You may remember a class that taught you things like: recognizing an author’s purpose; using context clues; seeing relationships/analogies; predicting outcomes, and more. You most likely did not appreciate learning them, but what you may or may not know is that you use those skills every day without the labels.

Think about times you have needed to evaluate a project in your home or work life. Our success often comes from learning to analyze well. Literacy weaves itself into our lives.

You may or may not remember learning about what is referred to as inferential comprehension which means understanding the author’s purpose, drawing conclusions, catching character formation, and anticipating outcome. It would be a funny world if you took everything literally and it could have some serious consequences.

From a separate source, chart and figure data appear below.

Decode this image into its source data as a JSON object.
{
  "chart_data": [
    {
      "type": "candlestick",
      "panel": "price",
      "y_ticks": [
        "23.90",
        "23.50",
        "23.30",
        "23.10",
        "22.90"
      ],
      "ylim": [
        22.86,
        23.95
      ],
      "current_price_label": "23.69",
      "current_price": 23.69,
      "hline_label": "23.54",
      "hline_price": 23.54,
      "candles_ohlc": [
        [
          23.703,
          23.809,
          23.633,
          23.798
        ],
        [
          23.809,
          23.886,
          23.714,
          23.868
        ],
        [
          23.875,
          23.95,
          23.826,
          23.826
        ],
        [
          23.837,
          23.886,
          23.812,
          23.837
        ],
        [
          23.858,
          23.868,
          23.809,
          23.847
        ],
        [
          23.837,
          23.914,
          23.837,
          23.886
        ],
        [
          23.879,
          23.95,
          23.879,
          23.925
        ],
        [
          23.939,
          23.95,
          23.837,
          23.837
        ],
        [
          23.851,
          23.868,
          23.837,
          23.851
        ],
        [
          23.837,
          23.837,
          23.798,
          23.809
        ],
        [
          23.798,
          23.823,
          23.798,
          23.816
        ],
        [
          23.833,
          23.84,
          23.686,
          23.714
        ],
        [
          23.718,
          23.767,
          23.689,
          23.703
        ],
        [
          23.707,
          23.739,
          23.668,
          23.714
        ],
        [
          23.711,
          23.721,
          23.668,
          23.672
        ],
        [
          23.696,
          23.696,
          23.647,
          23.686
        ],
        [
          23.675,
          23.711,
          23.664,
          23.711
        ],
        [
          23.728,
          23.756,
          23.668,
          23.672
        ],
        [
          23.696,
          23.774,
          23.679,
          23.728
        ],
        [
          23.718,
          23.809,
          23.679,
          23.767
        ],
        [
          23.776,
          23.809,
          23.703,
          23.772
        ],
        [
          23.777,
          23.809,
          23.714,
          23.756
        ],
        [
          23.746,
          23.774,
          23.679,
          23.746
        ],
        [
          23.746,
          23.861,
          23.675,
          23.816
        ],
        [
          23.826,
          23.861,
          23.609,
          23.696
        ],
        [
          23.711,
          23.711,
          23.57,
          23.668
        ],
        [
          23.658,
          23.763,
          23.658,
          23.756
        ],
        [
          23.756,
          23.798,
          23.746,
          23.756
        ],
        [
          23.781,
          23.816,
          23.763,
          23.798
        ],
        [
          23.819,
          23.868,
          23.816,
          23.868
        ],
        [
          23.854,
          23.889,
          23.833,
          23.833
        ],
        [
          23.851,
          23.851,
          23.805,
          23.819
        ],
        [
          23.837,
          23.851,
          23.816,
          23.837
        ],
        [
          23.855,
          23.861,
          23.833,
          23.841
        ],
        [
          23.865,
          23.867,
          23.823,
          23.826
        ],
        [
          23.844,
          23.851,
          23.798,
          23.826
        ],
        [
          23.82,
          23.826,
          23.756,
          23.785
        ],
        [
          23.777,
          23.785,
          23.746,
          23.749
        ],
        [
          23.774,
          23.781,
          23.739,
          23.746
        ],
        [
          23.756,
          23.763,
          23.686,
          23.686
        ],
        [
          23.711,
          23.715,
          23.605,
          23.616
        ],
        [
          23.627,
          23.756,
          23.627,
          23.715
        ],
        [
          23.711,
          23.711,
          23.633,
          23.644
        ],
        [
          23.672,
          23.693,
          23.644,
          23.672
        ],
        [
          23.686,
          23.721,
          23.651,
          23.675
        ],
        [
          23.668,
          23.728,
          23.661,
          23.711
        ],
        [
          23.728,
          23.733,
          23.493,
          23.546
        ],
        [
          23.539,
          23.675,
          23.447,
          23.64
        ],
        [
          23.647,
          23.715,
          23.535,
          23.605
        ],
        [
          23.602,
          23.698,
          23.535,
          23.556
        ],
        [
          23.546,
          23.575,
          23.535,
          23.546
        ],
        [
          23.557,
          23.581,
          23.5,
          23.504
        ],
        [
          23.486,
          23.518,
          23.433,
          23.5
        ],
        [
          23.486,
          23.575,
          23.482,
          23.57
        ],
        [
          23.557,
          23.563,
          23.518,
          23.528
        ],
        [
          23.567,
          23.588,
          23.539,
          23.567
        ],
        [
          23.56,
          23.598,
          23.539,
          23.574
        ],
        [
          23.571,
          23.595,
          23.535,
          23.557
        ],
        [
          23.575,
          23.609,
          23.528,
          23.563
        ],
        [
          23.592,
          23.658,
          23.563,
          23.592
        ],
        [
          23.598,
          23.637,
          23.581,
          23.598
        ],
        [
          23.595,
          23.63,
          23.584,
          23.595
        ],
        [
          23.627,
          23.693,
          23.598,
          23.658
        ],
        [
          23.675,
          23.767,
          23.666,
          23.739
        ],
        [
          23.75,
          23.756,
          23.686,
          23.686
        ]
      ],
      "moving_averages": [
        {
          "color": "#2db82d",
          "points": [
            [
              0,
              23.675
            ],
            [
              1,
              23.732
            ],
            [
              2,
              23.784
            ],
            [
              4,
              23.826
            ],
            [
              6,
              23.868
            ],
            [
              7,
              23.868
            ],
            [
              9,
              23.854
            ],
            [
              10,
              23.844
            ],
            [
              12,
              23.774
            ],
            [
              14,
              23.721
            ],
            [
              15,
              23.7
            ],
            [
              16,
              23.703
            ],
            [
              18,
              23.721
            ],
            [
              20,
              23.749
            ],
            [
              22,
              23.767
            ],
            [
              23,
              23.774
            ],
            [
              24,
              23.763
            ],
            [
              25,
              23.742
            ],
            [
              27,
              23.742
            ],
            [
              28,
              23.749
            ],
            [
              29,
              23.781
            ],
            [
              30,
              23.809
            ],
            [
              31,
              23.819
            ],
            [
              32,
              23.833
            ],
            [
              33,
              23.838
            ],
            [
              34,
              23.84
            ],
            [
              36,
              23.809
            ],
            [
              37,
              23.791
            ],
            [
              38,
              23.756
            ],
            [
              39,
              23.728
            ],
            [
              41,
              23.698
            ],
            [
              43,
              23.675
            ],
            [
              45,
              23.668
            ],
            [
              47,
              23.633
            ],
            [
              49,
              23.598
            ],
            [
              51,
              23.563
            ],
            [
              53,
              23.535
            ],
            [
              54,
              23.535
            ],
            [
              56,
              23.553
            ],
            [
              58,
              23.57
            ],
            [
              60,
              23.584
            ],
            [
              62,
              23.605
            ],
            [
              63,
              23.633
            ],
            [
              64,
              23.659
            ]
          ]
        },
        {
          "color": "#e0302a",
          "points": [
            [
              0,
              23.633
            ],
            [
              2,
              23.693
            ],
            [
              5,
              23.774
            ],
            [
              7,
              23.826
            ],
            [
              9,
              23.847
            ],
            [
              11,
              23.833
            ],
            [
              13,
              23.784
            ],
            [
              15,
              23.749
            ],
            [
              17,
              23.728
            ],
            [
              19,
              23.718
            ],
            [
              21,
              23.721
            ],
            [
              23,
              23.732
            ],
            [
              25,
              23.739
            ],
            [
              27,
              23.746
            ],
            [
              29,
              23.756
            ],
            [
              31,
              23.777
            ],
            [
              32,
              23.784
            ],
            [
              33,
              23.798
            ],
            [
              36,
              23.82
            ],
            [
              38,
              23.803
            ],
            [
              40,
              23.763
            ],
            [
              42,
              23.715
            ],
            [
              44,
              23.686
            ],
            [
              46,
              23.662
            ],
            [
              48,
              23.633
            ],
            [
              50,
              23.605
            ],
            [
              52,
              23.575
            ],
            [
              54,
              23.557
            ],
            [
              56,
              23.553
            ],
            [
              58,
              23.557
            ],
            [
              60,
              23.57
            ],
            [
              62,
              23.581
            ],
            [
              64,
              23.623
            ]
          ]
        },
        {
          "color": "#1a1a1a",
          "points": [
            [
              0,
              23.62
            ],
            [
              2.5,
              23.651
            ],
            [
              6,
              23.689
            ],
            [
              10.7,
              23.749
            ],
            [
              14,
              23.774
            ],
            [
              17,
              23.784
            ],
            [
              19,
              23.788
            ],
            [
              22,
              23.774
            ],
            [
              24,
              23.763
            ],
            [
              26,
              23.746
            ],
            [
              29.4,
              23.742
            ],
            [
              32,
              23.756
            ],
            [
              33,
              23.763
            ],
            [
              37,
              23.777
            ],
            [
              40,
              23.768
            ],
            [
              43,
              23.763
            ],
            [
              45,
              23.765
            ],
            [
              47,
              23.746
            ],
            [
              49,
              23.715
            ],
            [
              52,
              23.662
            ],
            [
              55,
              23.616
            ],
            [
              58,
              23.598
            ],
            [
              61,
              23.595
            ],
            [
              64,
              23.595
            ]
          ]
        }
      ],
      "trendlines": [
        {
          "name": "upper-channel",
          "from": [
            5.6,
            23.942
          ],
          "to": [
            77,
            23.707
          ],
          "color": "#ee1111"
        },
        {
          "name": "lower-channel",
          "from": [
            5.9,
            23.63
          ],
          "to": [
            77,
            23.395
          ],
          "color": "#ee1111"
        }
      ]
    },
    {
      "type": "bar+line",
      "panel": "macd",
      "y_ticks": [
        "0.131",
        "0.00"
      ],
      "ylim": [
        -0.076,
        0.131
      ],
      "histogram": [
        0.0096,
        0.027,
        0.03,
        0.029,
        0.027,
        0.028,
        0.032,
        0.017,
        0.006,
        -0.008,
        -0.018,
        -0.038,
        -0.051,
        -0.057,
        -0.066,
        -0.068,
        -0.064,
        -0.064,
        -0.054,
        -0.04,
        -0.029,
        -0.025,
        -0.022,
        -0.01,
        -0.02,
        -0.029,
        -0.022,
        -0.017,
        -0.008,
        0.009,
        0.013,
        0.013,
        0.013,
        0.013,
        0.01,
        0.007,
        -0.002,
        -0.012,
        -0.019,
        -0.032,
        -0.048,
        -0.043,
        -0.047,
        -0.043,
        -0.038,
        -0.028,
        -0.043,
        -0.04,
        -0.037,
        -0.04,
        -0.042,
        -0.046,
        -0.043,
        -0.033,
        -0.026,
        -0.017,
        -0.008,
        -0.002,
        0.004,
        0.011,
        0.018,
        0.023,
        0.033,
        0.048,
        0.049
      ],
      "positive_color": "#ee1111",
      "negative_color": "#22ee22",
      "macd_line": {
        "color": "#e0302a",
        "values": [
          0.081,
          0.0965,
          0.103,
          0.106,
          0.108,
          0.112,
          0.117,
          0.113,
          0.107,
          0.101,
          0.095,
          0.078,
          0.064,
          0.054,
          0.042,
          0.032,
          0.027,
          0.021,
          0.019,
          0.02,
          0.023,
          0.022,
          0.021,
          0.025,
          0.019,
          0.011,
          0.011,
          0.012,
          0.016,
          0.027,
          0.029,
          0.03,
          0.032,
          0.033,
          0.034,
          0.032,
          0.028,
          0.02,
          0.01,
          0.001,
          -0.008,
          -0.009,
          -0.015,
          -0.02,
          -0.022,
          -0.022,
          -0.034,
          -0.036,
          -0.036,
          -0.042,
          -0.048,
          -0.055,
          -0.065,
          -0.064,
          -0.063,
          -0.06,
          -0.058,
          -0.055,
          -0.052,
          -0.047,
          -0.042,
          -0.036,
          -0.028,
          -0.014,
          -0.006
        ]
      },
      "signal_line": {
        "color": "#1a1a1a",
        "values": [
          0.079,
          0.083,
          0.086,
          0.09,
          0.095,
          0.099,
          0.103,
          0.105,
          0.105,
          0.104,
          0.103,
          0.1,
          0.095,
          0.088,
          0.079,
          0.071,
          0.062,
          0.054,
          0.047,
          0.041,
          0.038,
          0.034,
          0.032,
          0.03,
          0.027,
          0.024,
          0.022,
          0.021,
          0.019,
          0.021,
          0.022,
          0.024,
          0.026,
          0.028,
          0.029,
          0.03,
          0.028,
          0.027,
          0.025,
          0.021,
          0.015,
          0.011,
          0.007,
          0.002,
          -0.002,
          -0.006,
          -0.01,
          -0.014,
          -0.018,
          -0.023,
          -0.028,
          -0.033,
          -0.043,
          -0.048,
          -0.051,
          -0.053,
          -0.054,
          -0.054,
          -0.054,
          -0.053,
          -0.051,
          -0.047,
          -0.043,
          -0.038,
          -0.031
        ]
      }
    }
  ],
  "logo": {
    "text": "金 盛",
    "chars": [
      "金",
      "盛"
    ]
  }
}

Have you ever been given directions as you drive? They said, “Turn left.” To be sure you understood, you said, “Turn left?” to which they answered, “Right.” I long ago learned to say “correct” so the message didn’t get confusing and perhaps dangerous.

So you know you need more than literal interpretation to understand and you know you need more than interpreting through words, body language, etc. to see underlying meaning. The more challenging aspect of literacy is called critical evaluation, which doesn’t mean you criticize. It means as a reader you analyze ideas and information in the story or material and compare and contrast it to what you already know, and then you reason with it.

This skill can be lost if you don’t continue to work on it. It means you have to interact with the material and try to discover hidden meaning. You connect A with B and then to C, etc. Any symbol or logo needs this type of evaluation. Being literate also means choosing to make stereotypes diminish and vanish.

November is “Native American Month,” and since I belong to the Potawatomie nation, I am interested in learning about other Native American nations.  American Indians are actually part of nations, though people often think of them as tribes or they lump all Native Americans together.